Didn't he already do just that on April 2's 'Liberation Day?' How did that work? Badly! How will this work? Will rates be higher or lower than after April 2? He hasn't said, further fanning uncertainty.
Days later, he threatened the EU with new 50 per cent tariffs – and 25 per cent on Apple products – only to flip again days later, postponing EU tariffs through July 9 after plans to fast-track trade talks emerged.
Does this show Mr Trump's talk and actions are somehow clever? That he plays 4D chess while we all play checkers? No! No one wins from crazy vacillations or the higher tariff 'deals' so far delivered.
Meanwhile, legal challenges to Mr Trump's tariffs progress maybe killing some of this. And maybe real deals come, actually lowering trade barriers and uncertainty – a huge potential upside. Maybe not.
But as my last column said, even if all tariffs return, the pain will be less than feared – bullish.

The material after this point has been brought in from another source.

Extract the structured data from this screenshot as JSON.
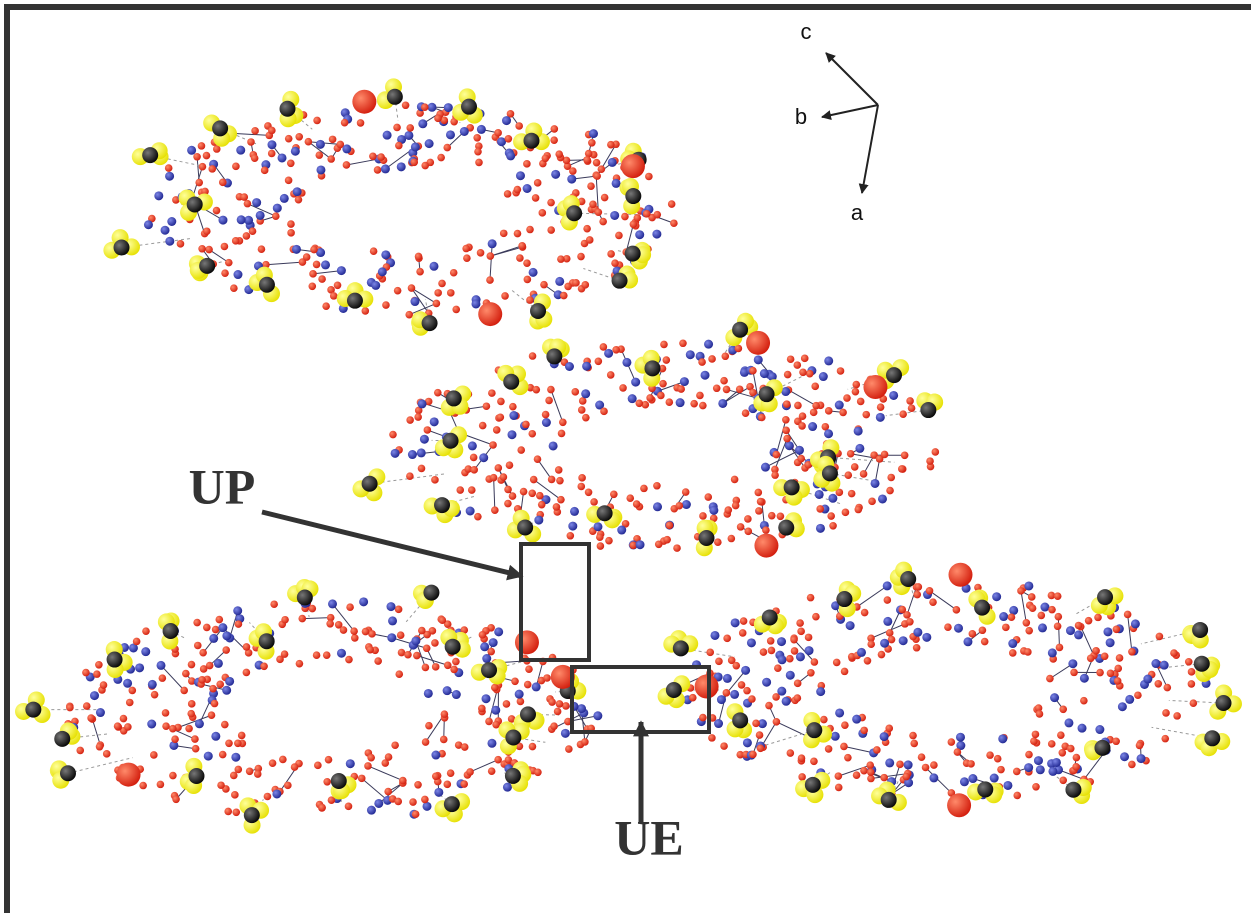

Importers can readily skirt America's understaffed, overwhelmed tariff-collecting Customs and Border Protection staff through illegal and legal means.
The latter include 'tariff splitting' – stripping out services-related costs like marketing to reduce goods' values – or storing imports in bonded warehouses. Or shipping in values under $800, skipping tariffs. And myriad illegal ways like misclassifying and undervaluing goods.
Exporters can 'tranship' or re-export through lower tariff nations. Hence, China's April exports grew despite shipments to America tumbling 21 per cent. South-east Asia absorbed the difference – shipping them on. This drove surges in April re-exports to America – like Singapore's 113 per cent year-on-year spike! Vietnam and Taiwan enjoy similar surges.
Manufacturers can even reship through Canada or Mexico, gaming the United States–Mexico–Canada Agreement tariff exemption. Chinese middlemen advertise such services on TikTok!
Hence, while Uncle Sam's April total tariff collections rose, they missed administration forecasts by 75 per cent. That will persist.
The good news? Tariff fear exceeds reality, especially outside America. That is bull market fuel – helping non-US stocks maintain their leadership, particularly in Canadian, Chinese and Mexican markets – and in Europe, as I predicted on February 3.